Police must be careful in arrests

Police don’t make an arrest or interrogate a suspect or search a vehicle based on a hunch, a tip or intuition.

If they do, they can find their case, evidence – such as drugs, firearms or cash – thrown out later in criminal court.

Police often must make decisions, sometimes in an instant, when they suspect a crime is being committed, according to police Capt. Tim Miller, a speaker at the third installment of the Boot Camp of the Mind training seminar Monday at City Hall.

When police conduct a stop, question, interrogate, search or place individuals under arrest, they must be sure their actions will stand up in court, he said.

“There’s a lot of concerns about probable cause,” said Ron James, executive director of the Williamsport-Lycoming Crime Commission, one of the two organizations sponsoring the event. “People may wonder why they call police and they don’t come until it’s too late and the drug dealers are gone. What they may not realize is, despite neighbors and taxpayers calling the police about a drug house or such activity, a lot of times the police already are monitoring the activities. The problem in the city is, drug dealers recognize they are under watch, and will jump from house to house.”

Miller described an example of how former city Bureau of Fire Chief Butch Anthony observed a drug transaction outside his West Edwin Street house a few years ago. Anthony relayed the information to the watch commander, who was Miller, who then contacted another officer in the field who recognized one of the vehicles and who had a suspicion something was amiss.

Police eventually found several ounces of crack cocaine and cash in the vehicle, but when the case went to court, it was thrown out. The reason is it was ruled that Anthony was an average citizen who would not have known the difference between a drug deal and a handshake.

Miller also tried to explain some of the levels of police interaction with the public.

The first level is of a consensual nature, he said, which is an interaction based on consent and is terminable based on either party. However, the way the officer frames a question also has a lot to do with where it is going. For instance, “May I talk to you?” is a world of difference than, “Hey, stop!” Miller said.

With a second level, or investigatory stop and temporary detention, suspicions by the officer that are objectively reasonable at the time must be taken into account.

However, again, the officer faces a potential lawsuit or a civil rights case if he or she only has a hunch a person is committing a criminal act. The individual doesn’t have to give the officer permission to search their person.

Police can do a limited pat-down of outer garments to see if the suspect is armed or possesses and item that may be harmful to the officer.

But, again, while the officer may ask an individual what is in his or her pocket, that person can say it is none of the officer’s business – if it’s not a weapon – and the officer can’t say whether he or she was in fear of safety.

Miller said the suspicion must be reasonable in order for a judge and jury to make a decision, because these people in the court are going to review the arrest in hindsight.

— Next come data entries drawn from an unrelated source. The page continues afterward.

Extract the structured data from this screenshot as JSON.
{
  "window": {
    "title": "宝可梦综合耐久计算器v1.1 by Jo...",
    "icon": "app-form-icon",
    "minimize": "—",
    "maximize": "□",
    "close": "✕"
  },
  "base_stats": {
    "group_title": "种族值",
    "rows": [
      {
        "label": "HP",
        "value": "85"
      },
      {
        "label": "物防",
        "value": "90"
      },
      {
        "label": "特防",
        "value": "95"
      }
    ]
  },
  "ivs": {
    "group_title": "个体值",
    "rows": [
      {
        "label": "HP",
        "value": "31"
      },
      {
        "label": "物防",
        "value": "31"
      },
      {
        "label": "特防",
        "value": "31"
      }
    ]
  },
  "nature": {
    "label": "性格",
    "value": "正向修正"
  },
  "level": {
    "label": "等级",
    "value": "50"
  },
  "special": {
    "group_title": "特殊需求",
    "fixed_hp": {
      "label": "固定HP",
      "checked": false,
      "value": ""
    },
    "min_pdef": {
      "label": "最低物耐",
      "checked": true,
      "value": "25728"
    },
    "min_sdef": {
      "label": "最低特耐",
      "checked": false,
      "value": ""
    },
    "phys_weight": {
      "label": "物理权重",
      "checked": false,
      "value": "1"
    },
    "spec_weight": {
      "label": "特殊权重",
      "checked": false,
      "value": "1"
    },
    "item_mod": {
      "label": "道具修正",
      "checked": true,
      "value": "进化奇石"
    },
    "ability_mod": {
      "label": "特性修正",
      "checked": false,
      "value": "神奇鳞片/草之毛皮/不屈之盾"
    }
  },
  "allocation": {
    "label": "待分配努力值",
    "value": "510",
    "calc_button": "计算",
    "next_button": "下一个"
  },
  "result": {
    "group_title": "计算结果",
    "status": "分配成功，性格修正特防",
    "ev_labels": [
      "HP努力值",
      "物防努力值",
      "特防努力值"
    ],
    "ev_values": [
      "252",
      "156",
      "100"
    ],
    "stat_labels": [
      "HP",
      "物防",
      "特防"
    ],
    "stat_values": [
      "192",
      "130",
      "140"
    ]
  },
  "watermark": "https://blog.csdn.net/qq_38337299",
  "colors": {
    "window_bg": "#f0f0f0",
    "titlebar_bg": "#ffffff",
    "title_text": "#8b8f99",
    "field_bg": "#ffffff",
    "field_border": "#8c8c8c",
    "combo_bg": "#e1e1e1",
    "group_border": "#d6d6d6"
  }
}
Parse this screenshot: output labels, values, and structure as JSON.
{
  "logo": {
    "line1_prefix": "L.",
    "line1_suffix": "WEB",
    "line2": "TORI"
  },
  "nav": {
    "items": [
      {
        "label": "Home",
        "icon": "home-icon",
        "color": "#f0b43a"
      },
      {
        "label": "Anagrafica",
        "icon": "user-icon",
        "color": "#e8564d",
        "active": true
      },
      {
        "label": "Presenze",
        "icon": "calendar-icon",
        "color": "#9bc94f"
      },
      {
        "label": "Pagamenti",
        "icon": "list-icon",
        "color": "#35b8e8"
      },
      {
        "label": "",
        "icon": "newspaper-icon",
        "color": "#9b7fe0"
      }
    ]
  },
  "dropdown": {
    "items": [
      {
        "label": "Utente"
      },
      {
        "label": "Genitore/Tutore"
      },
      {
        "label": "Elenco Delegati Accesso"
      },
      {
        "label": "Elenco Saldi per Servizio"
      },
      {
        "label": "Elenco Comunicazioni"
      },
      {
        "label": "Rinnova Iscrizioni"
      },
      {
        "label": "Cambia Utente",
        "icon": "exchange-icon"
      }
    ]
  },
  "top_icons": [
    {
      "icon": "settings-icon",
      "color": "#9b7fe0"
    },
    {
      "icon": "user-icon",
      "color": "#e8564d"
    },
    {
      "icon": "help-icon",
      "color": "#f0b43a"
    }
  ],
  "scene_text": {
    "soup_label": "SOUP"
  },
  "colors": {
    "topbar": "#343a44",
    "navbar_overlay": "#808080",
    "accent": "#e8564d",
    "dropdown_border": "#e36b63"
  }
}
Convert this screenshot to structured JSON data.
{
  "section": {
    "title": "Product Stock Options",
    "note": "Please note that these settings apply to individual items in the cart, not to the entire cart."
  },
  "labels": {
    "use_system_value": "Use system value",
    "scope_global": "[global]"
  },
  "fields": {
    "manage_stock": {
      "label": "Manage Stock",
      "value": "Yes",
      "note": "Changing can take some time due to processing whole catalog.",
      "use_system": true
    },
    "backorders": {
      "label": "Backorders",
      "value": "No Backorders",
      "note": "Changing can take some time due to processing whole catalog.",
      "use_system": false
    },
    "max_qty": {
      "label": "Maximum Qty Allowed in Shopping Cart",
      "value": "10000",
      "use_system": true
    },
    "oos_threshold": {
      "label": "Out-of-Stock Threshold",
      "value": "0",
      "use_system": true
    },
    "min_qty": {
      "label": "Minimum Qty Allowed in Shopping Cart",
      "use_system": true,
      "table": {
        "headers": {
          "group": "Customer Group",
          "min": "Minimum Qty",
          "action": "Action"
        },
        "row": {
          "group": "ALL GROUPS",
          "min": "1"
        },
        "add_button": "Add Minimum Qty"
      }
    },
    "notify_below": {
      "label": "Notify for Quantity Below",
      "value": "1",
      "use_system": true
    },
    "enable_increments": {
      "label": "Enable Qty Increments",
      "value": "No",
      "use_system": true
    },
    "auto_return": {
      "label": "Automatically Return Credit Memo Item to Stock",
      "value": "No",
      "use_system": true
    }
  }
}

“It takes years of police experience to grasp these concepts,” Miller said. “It takes an officer going to court and losing.”

The officer can’t have mere intuition but must look at the totality of the circumstances, which the court system has months to analyze. If the stop isn’t done right, the evidence, such as firearms or drugs found, will be of no consequence because of the numerous laws meant to protect civil rights.

“Reasonable suspicion prior and an individual’s prior criminal record are not enough,” Miller said. Even a suspect’s attempt to hide proper identity does not create reasonable suspicion in order to prove criminal behavior, he said.

There were other laws and scenarios that Miller addressed.

“It’s not as easy as putting somebody in jail because of a witness to crime or a tip,” Mayor Gabriel J. Campana said of the case and others like it, especially concerned as more neighborhood watch groups form in the city to counter the growing number of drug-related crimes.

“The police operate under laws and variables of laws, which I believe tend to be pro-criminal, and they must take into account their actions that are determined by a judge who issues a sentence,” Campana said.